ADAS/AD Data Processing Pipeline — Constructing internally or acquiring a pre-assembled solution
The shift towards software-defined vehicles has led to a massive increase in the amount of data generated by vehicles. This data encompasses a wide range of information, including sensor data, telemetry, diagnostics, and more. Effectively processing and gaining insights from this data during the development process is crucial.
Deciding whether to build and maintain a data processing pipeline in-house is a crucial consideration for OEMs (Original Equipment Manufacturers) and automotive Tier 1 suppliers. The data processing pipeline is a fundamental component in handling the massive amounts of data generated by modern software-defined vehicles.
Building a robust data processing pipeline for Advanced Driver Assistance Systems (ADAS) and Autonomous Driving (AD) data on a cloud platform like AWS requires a comprehensive understanding of various services and their integration. The specific services you might use can depend on the requirements, data sources, and processing needs of your application.
At IVEX, we developed a data processing pipeline specifically for handling ADAS/AD data. The primary objective of this pipeline is to autonomously identify noteworthy events and scenarios within the input data, which comprises solely raw sensor records. Constructing such a data processing pipeline entails careful consideration of various technical aspects. Questions arise regarding the storage of raw sensor data on the cloud, the execution of algorithms on this raw data (including machine learning algorithms with specific requirements such as GPU access), the storage mechanism for post-processed data like events and scenarios, version tracking for employed algorithms, visualization of results, and ensuring that data visibility is restricted to authorized users.
Our data processing pipeline relies on several AWS services for seamless functionality. The following AWS services have been strategically employed:
- Data from raw sensors, including lidar point clouds, camera images, and GNSS information, is stored within the S3 storage service. S3 serves as a staging ground for recorded data, providing extended storage for post-processed data and a short-term storage solution for cost-effective processing. Additionally, S3 functions as our primary “processing volume” using the S3 Mount Point feature, enabling its utilization as a file system. While it is not fully POSIX compliant, presenting a limitation for certain workloads, we have addressed this concern by incorporating EFS and the potential addition of FSx to ensure compatibility as needed.
- The processed data, which includes significant events and scenarios, is stored in both the RDS (Relational Database Service) and DocDB. RDS serves as an efficient repository for organizing tagged data essential for analytics. Meanwhile, DocDB operates as a document store specifically designed for rapidly changing data and binary data necessary for display purposes.
- EKS and EC2 handle both algorithm execution and visualization tasks. EKS serves as the host for a range of services, including back-end, data services, front-end, and processing services. EC2 is primarily employed to provision machines in alignment with our specified rules for EKS.
- Versioning of algorithms is managed through ECR, which is utilized for storing Docker container images.
- Authentication is conducted using Cognito, with the flexibility to be replaced by any OpenID Connect (OIDC) solution if needed.
- Transfer of data and temporary data storage are managed through EFS. EFS operates as our transient processing area, serving as a space where any data processing pipeline can deposit intermediate data and facilitate data sharing among various processes. It is chosen as an alternative to S3 as a file system due to its full adherence to POSIX compliance.

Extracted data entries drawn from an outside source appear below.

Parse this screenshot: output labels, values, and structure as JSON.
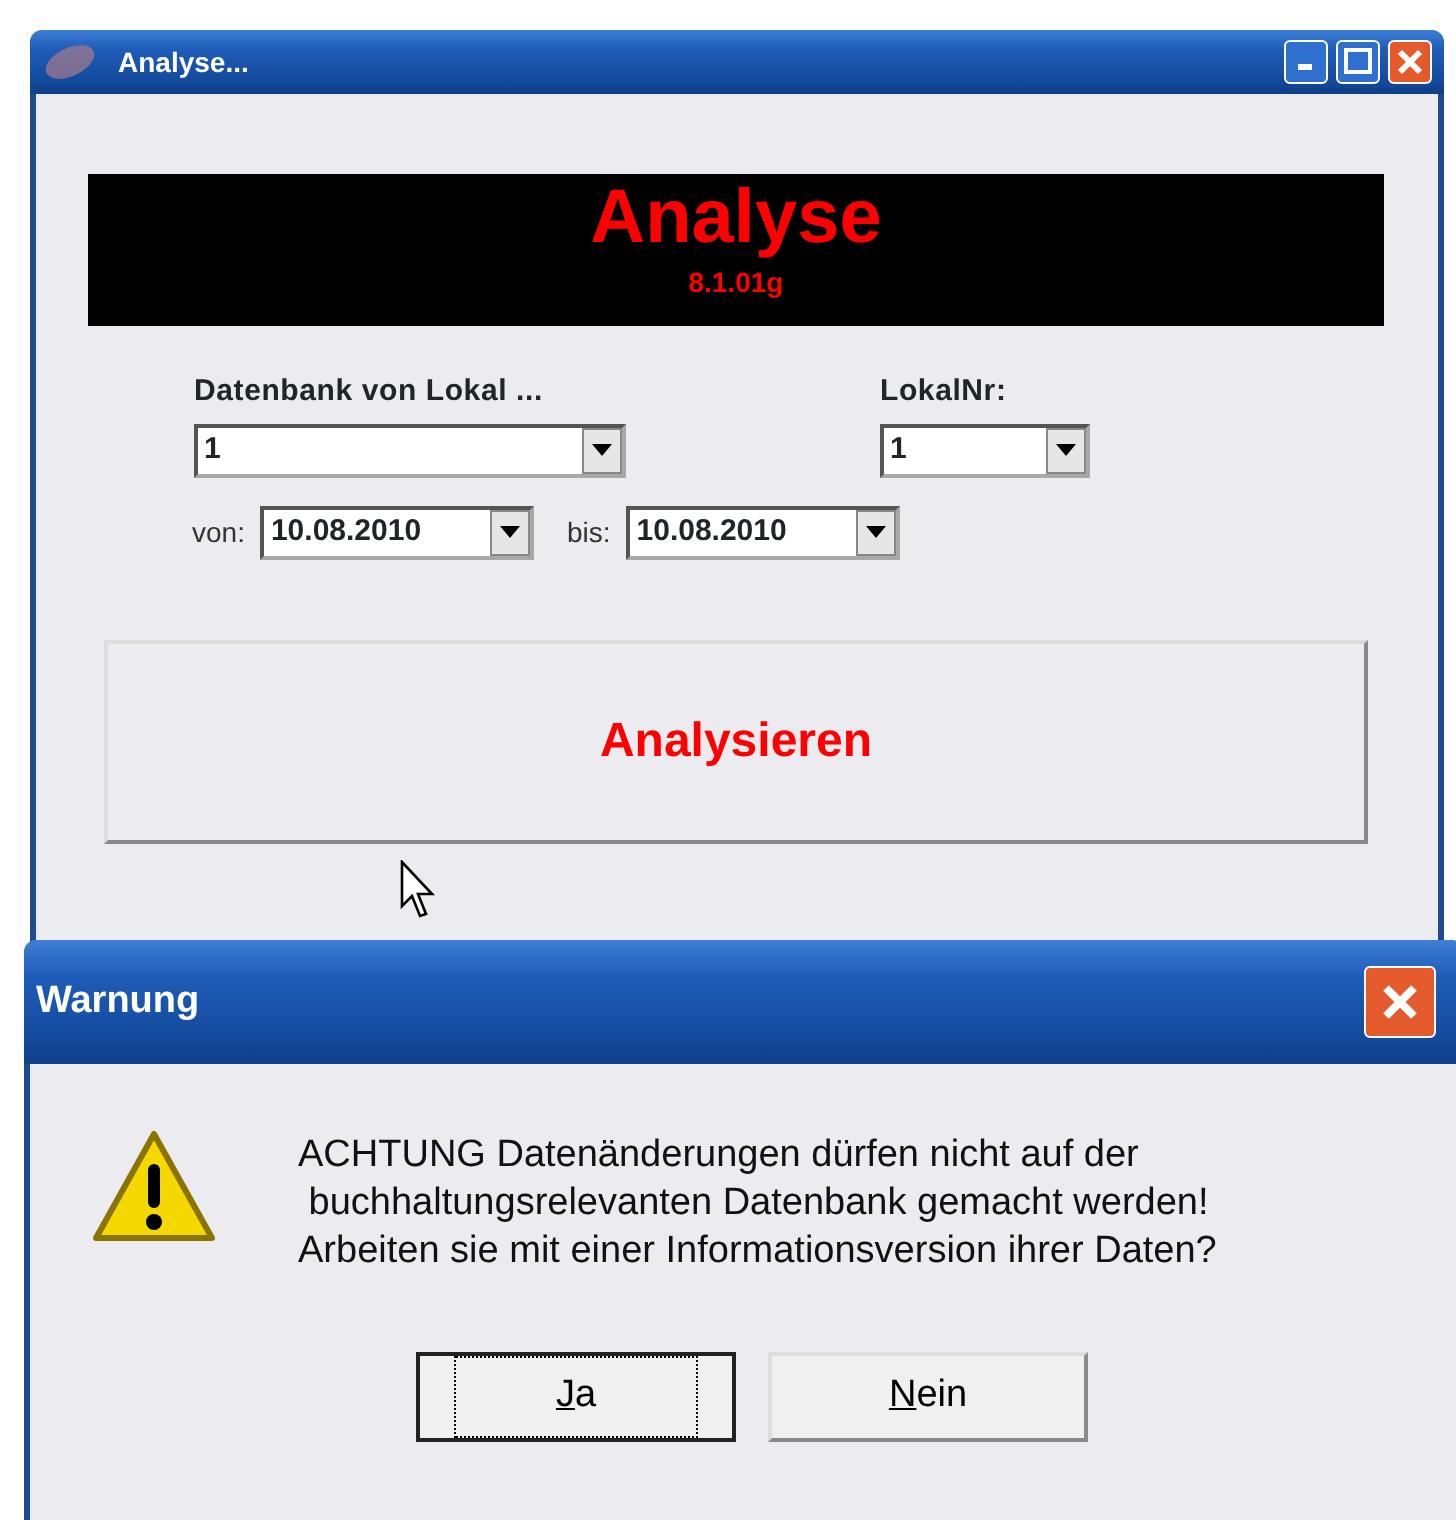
{
  "main_window": {
    "title": "Analyse...",
    "banner": {
      "title": "Analyse",
      "version": "8.1.01g"
    },
    "fields": [
      {
        "label": "Datenbank von Lokal ...",
        "value": "1",
        "kind": "wide"
      },
      {
        "label": "LokalNr:",
        "value": "1",
        "kind": "narrow"
      }
    ],
    "date_range": [
      {
        "label": "von:",
        "value": "10.08.2010"
      },
      {
        "label": "bis:",
        "value": "10.08.2010"
      }
    ],
    "action_button": "Analysieren"
  },
  "dialog": {
    "title": "Warnung",
    "message_lines": [
      "ACHTUNG Datenänderungen dürfen nicht auf der",
      " buchhaltungsrelevanten Datenbank gemacht werden!",
      "Arbeiten sie mit einer Informationsversion ihrer Daten?"
    ],
    "buttons": [
      {
        "label": "Ja",
        "focused": true
      },
      {
        "label": "Nein",
        "focused": false
      }
    ]
  }
}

This example highlights the involvement of numerous cloud services and underscores the need to address various technical complexities in building a robust ADAS/AD data processing pipeline. Additionally, challenges such as organizing input data, ensuring compatibility in data formats, and managing and monitoring changes in data formats must be addressed. For instance, as the ADAS/AD system evolves, the addition of more sensors and the necessity to manage different vehicle configurations become crucial considerations in the data processing pipeline. Without proper attention, these factors may lead to incorrect data processing results and misinterpretation of the outcomes.
As an indication, here is the breakdown for the estimated effort and cost to build such data processing pipeline which tags 12 types of driving scenarios, extract driving parameters, and allows the visualization of large files (≥ 10TB).
Resolving all these issues demands a substantial amount of effort. It is easier to see that such effort easily takes a team of 18 engineers for more than 2 years of work.
Ultimately, it becomes evident that opting for a pre-built data processing pipeline would incur lower costs, both in terms of finances and time. The time and cost saved can then be allocated to developing crucial aspects in OEM and Tier1 products.